25 April 202613 min read
Alignment Is Eating Itself. What Comes After the Deck.

TL;DR

  • Most corporate alignment work (status decks, cross-functional reviews, steering committees, doc relay between layers) existed to move information through orgs that couldn't move it any other way. Agents move it instantly, and the scaffolding is collapsing.
  • What's left when the scaffolding falls is the thing the scaffolding obscured: actual disagreement about what to build. The new scarce skill is productive conviction under contested ground truth, not consensus-building.
  • Leaders who spent a decade mastering alignment theatre now need a skill they never developed. Many won't make the transition. The org will move anyway.

I've sat in thousands of hours of alignment meetings across fifteen years. Quarterly reviews. Product council. Steering committees. Pre-reads for the pre-read. Stakeholder alignment huddles. Post-meeting recap docs that existed to ensure everyone who missed the meeting understood what had been aligned on. Each of those artefacts had a reason to exist, and most of them did real work. They weren't theatre in the pejorative sense. They were load-bearing scaffolding in an operating model where information moved through human relays because there was no other way to move it.

That scaffolding is collapsing, and most senior operators haven't noticed yet because the meetings are still on their calendars.

Agents don't need to be aligned; they read ground truth directly. Documents route themselves. Status reports generate from the underlying systems. Cross-functional briefings are produced in thirty seconds from whatever source material you point at. The mechanical work of alignment, the stuff that was 60–80% of what senior operators actually did all day, is being absorbed by the systems. What's left is the part that was never about alignment at all: actually disagreeing about what to build, and deciding.

What the scaffolding was actually doing

Alignment rituals performed three distinct functions, which got conflated.

Information transport. Moving facts, updates, and state between people who needed them. The PM told the VP; the VP told the exec; the exec told the board. Each transport hop required a meeting, a doc, or a ritual because the information couldn't move another way. At each hop, some signal was lost, some spin was added, and the cycle time was measured in weeks.
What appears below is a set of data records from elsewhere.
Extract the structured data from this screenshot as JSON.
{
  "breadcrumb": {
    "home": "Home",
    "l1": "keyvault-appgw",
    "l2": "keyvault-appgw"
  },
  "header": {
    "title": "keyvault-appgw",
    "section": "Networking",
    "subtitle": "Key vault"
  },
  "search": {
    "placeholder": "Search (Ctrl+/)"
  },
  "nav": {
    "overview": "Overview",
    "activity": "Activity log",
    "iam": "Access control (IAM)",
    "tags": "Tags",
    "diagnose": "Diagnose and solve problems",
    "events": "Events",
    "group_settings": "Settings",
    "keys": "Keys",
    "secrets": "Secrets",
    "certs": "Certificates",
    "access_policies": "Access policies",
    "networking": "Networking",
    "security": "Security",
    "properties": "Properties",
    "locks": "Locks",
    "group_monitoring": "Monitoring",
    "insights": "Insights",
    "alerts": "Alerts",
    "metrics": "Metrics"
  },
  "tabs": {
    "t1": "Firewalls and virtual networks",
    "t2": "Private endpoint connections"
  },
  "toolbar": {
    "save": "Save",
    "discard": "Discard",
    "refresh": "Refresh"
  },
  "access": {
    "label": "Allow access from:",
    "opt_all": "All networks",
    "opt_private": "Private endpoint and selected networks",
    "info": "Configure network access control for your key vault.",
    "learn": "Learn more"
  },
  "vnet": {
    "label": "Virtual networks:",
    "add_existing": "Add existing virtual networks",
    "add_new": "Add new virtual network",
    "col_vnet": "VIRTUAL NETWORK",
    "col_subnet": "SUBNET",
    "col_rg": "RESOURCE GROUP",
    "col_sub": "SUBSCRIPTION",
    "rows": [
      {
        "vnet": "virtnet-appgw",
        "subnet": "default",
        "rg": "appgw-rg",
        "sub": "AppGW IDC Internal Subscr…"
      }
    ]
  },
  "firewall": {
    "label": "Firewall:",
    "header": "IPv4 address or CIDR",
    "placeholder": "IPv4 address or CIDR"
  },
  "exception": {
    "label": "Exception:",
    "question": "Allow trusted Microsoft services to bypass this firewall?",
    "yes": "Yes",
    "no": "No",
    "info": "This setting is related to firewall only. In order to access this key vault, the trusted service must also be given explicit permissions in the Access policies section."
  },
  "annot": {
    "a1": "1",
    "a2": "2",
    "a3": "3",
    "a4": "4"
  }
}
Decision confirmation. Getting enough people to say "yes" to a proposal that it couldn't be reversed without embarrassing all the yes-sayers. Sometimes this was genuine conviction. More often, it was risk-distribution: if the decision turned out badly, the responsibility was spread across everyone who had aligned on it. The ritual was the thing that made the risk-sharing visible and binding.

Political theatre. Rituals whose purpose was to demonstrate who had influence, whose priorities were important, and whose team was ascendant or struggling. Most senior operators could read the political subtext of a status meeting in ten seconds, because the subtext was the point.

The first two functions are the ones AI erodes. The third is the one AI exposes.

When information moves instantly and cleanly, you don't need rituals to transport it. When decisions can be made against ground truth by people who can see the ground truth directly, you don't need rituals to confirm them. What remains is the political subtext, which used to be embedded in otherwise-useful meetings and now has to stand on its own. A lot of what used to pass for alignment work is becoming visibly naked when the information-transport and decision-confirmation layers are stripped away.

The two skills alignment theatre was hiding

The uncomfortable implication sits with senior operators who built their reputations on running alignment well. Most of them did not, along the way, develop two skills they now need.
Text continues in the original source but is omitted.